Still this only comes up if you're writing a specialized standalone Hub, not a Hub that's embedding in the server with its content, so I'd think you'd be using a fast async platform, expecting to handle >10K open TCP connections, etc.

@sandhawke that sounds like a Valid use of Content-Location, but not the same meaning. As I read it, if you have a Content-Location URL is may or may not be available at a later date, It may or may not change when the requested resource changes.
rel=self equates to this is the current URL and it will be updated when the content is updated, the hub will also know that this is the canonical URL for this content.

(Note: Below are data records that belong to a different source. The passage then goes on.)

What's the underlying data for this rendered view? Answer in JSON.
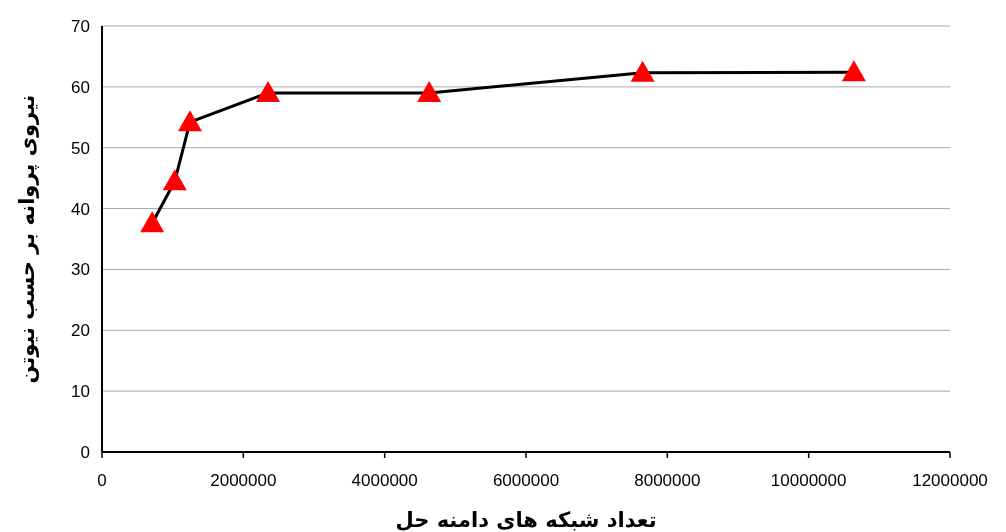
{
  "chart_data": {
    "type": "line",
    "xlabel": "تعداد شبکه های دامنه حل",
    "ylabel": "نیروی پروانه بر حسب نیوتن",
    "x": [
      710000,
      1030000,
      1245000,
      2350000,
      4630000,
      7650000,
      10640000
    ],
    "series": [
      {
        "color": "#000000",
        "colors": [
          "#ff0000",
          "#ff0000",
          "#ff0000",
          "#ff0000",
          "#ff0000",
          "#ff0000",
          "#ff0000"
        ],
        "values": [
          37.6,
          44.5,
          54.2,
          59.0,
          59.0,
          62.3,
          62.4
        ]
      }
    ],
    "xlim": [
      0,
      12000000
    ],
    "xticks": [
      0,
      2000000,
      4000000,
      6000000,
      8000000,
      10000000,
      12000000
    ],
    "ylim": [
      0,
      70
    ],
    "yticks": [
      0,
      10,
      20,
      30,
      40,
      50,
      60,
      70
    ],
    "grid": "y",
    "marker": "triangle",
    "line_style": "solid"
  }
}
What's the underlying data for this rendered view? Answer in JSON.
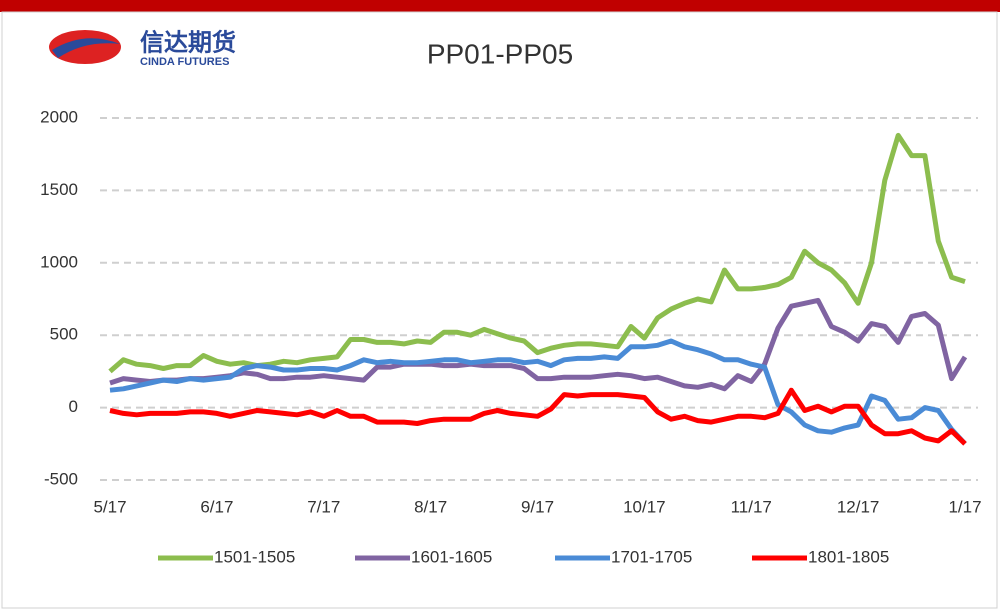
{
  "logo": {
    "name": "信达期货",
    "sub": "CINDA FUTURES"
  },
  "chart_data": {
    "type": "line",
    "title": "PP01-PP05",
    "categories": [
      "5/17",
      null,
      null,
      null,
      null,
      null,
      null,
      null,
      "6/17",
      null,
      null,
      null,
      null,
      null,
      null,
      null,
      "7/17",
      null,
      null,
      null,
      null,
      null,
      null,
      null,
      "8/17",
      null,
      null,
      null,
      null,
      null,
      null,
      null,
      "9/17",
      null,
      null,
      null,
      null,
      null,
      null,
      null,
      "10/17",
      null,
      null,
      null,
      null,
      null,
      null,
      null,
      "11/17",
      null,
      null,
      null,
      null,
      null,
      null,
      null,
      "12/17",
      null,
      null,
      null,
      null,
      null,
      null,
      null,
      "1/17"
    ],
    "series": [
      {
        "name": "1501-1505",
        "color": "#8cbd4e",
        "values": [
          250,
          330,
          300,
          290,
          270,
          290,
          290,
          360,
          320,
          300,
          310,
          290,
          300,
          320,
          310,
          330,
          340,
          350,
          470,
          470,
          450,
          450,
          440,
          460,
          450,
          520,
          520,
          500,
          540,
          510,
          480,
          460,
          380,
          410,
          430,
          440,
          440,
          430,
          420,
          560,
          480,
          620,
          680,
          720,
          750,
          730,
          950,
          820,
          820,
          830,
          850,
          900,
          1080,
          1000,
          950,
          860,
          720,
          1000,
          1570,
          1880,
          1740,
          1740,
          1150,
          900,
          870
        ]
      },
      {
        "name": "1601-1605",
        "color": "#8064a2",
        "values": [
          170,
          200,
          190,
          180,
          190,
          190,
          200,
          200,
          210,
          220,
          240,
          230,
          200,
          200,
          210,
          210,
          220,
          210,
          200,
          190,
          280,
          280,
          300,
          300,
          300,
          290,
          290,
          300,
          290,
          290,
          290,
          270,
          200,
          200,
          210,
          210,
          210,
          220,
          230,
          220,
          200,
          210,
          180,
          150,
          140,
          160,
          130,
          220,
          180,
          300,
          550,
          700,
          720,
          740,
          560,
          520,
          460,
          580,
          560,
          450,
          630,
          650,
          570,
          200,
          350
        ]
      },
      {
        "name": "1701-1705",
        "color": "#4a8bd6",
        "values": [
          120,
          130,
          150,
          170,
          190,
          180,
          200,
          190,
          200,
          210,
          270,
          290,
          280,
          260,
          260,
          270,
          270,
          260,
          290,
          330,
          310,
          320,
          310,
          310,
          320,
          330,
          330,
          310,
          320,
          330,
          330,
          310,
          320,
          290,
          330,
          340,
          340,
          350,
          340,
          420,
          420,
          430,
          460,
          420,
          400,
          370,
          330,
          330,
          300,
          280,
          20,
          -30,
          -120,
          -160,
          -170,
          -140,
          -120,
          80,
          50,
          -80,
          -70,
          0,
          -20,
          -150,
          -250
        ]
      },
      {
        "name": "1801-1805",
        "color": "#ff0000",
        "values": [
          -20,
          -40,
          -50,
          -40,
          -40,
          -40,
          -30,
          -30,
          -40,
          -60,
          -40,
          -20,
          -30,
          -40,
          -50,
          -30,
          -60,
          -20,
          -60,
          -60,
          -100,
          -100,
          -100,
          -110,
          -90,
          -80,
          -80,
          -80,
          -40,
          -20,
          -40,
          -50,
          -60,
          -10,
          90,
          80,
          90,
          90,
          90,
          80,
          70,
          -30,
          -80,
          -60,
          -90,
          -100,
          -80,
          -60,
          -60,
          -70,
          -40,
          120,
          -20,
          10,
          -30,
          10,
          10,
          -120,
          -180,
          -180,
          -160,
          -210,
          -230,
          -160,
          -250
        ]
      }
    ],
    "ylim": [
      -500,
      2000
    ],
    "yticks": [
      -500,
      0,
      500,
      1000,
      1500,
      2000
    ],
    "grid": true
  }
}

The other bit that is a pretty big distinction is that based on that bit of the RFC it sounds like, if you request from the URL returned by the Content-Location header, it should NOT be returning another Content-Location header, while if you request the content from the rel=self URL, you MUST still include a rel=self.

@dissolve Agreed the Content-Location spec is a little problematic about that. I'd be surprised if that was a problem in practice, the way people actually use it, but if it is on your site, you can just rel=self.

On the way CL is only sent during CN, and not when you fetch the CL address -- that's fine for the algorithm I proposed for leaving out rel=self, because if there's no self or CL, it just falls through to the URL you're fetching.

@sandhawke Falling through to the URL you're fetching, you are almost guaranteed to have issues. Especially if you are coming from a search engine which can add utm_source=google or something like that. You also then burden clients or hubs with having to worry about stripping out fragments.

@dissolve Of course you have to strip the fragment, but that's a natural part of HTTP, not a burden. And that will strip anything someone might add. If search engines put utm codes in the non-fragment part of a URL, they'd often wind up 404.

thats how all of google analytics works, and google adwords as well as other advertising platforms. Searching doesn't do it, but to just ignore that is pretty silly. I see websub being especially useful for sites that publish news, which are all pretty well used to advertising. I'd say the default on most sites is to ignore unknown query params. So, no, I don't think they would hit them too often.

But basically you are advocating replacing a fixed value that will always work with,
Check for rel=self, if not, check for Content-Location which is probably okay in practice, and then just use the URL under the assumption that if there are any query values they were probably not just being added by something else.
And hopefully they don't start using any sort of analytics at a later date, or they will break any new subscribers coming in from those channels.

Its replacing certainty with a lot of 'probably ok' in most situations. Seems like a terrible idea for a spec to me.

I don't agree, @dissolve, but at this point it's probably not worth more time from either of us.